The flag comes down when the gusts hit 40 miles an hour.
There are six of us that will come out. We’d like to throw more people at it but you just get in each other’s way at that point. You catch elbows in your cheeks and all that stuff because you can’t see each other in the flag material.”
And doing it without Old Glory ever touching the ground.
“The goal is to run it in and collapse into that bin. You see six people gathering material like no tomorrow to keep it in that bin.”
Sheri Murphy is the Acuity V-P of Services & Administration. She says the story of the flag and flag pole started after 9-11. But as the company campus grew, they wanted to match it….and 9 years ago that’s what they did.
“Our first poll was 100 feet, then we went to 150. Then we were just under 200, because over 200 you need a beacon.
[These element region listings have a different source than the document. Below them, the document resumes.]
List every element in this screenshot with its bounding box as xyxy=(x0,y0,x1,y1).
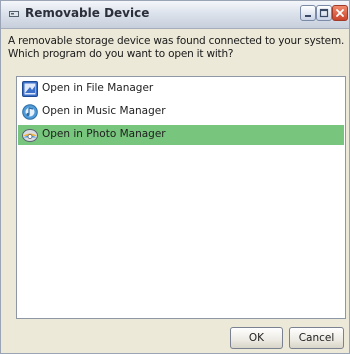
close-icon xyxy=(336,9,344,17)
title-bar[interactable]: Removable Device xyxy=(1,1,349,29)
removable-device-dialog: Removable Device A removable storage dev… xyxy=(0,0,350,354)
window-title: Removable Device xyxy=(25,6,150,20)
prompt-text: A removable storage device was found con… xyxy=(8,35,345,60)
removable-drive-icon xyxy=(9,11,19,17)
close-button[interactable] xyxy=(332,5,348,21)
minimize-button[interactable] xyxy=(300,5,316,21)
cancel-button-label: Cancel xyxy=(298,332,335,344)
music-manager-icon xyxy=(22,104,38,120)
list-item-music-manager[interactable]: Open in Music Manager xyxy=(18,102,344,122)
maximize-icon xyxy=(319,8,329,18)
file-manager-icon xyxy=(22,81,38,97)
maximize-button[interactable] xyxy=(316,5,332,21)
list-item-photo-manager[interactable]: Open in Photo Manager xyxy=(18,125,344,145)
list-item-label: Open in Music Manager xyxy=(42,105,166,117)
list-item-label: Open in File Manager xyxy=(42,82,154,94)
program-list[interactable]: Open in File Manager Open in Music Manag… xyxy=(16,76,346,319)
minimize-icon xyxy=(305,15,311,17)
cancel-button[interactable]: Cancel xyxy=(289,327,344,349)
photo-manager-icon xyxy=(22,129,38,142)
list-item-label: Open in Photo Manager xyxy=(42,128,166,140)
ok-button-label: OK xyxy=(248,332,265,344)
ok-button[interactable]: OK xyxy=(230,327,283,349)
list-item-file-manager[interactable]: Open in File Manager xyxy=(18,79,344,99)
As our property grew, as our building grew in height, we kept growing the flag pole as well so that it stayed in scale and was prominent. Then at some point we decided we would go big.”
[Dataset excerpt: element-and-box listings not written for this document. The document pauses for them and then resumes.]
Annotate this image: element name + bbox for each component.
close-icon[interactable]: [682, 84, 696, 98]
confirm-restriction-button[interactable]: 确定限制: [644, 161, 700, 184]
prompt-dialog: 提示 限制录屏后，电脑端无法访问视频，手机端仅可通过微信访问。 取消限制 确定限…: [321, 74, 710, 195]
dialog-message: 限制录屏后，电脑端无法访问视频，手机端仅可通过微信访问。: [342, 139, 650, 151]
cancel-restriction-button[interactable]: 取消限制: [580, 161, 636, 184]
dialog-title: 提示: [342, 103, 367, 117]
Since then the pole and flag have become a tourist attraction.
“Especially in the summer we get a lot of traffic. Look down at the end of the parking lot we have a turnaround because we get a lot people road tripping here specifically to see the pole.”
Keeping the pole, and the gardens around it, in pristine condition is the job of Daniel Luenzmann , Acuity’s Building Security Specialist
“The flag pole draws a lot of good attention and it could also draw bad attention depending on where the climate is at the time. We just look out for the pole, lookout for the people coming to visit the pole. Make sure everything is safe.”
Lundsman is a US Army veteran, and served the country in Afghanistan. Watching these grounds is a job he takes very personally.
“It’s a good moment to rollback into Sheboygan County. You can see that flag flying from a ways away and kind of know that your home. A lot of good moments personally with the flag so now that it’s something I get to work with and work on it’s been a lot of pride and joy for me.”
While the flag and the pole are an easily visible attraction, really a beacon, as you make your way up and down the interstate there’s more to it than that. At the base of the Pole is a memorial to those who’ve sacrificed their lives defending the flag. You’ll find the name of every Sheboygan County veteran, more than 750 of them, killed in the line of duty. Sheri Murphy says at Acuity they think of the whole package as hallowed ground.
“That is how we try to treat it. Showing the entire space and monument and certainly the flag all the respect that it deserves. And that those men and women deserve.”
All of it, the flag, the pole, the memorial at the base, and the story of how it all came together is open to you, weather permitting, around the clock….not just on Flag Day.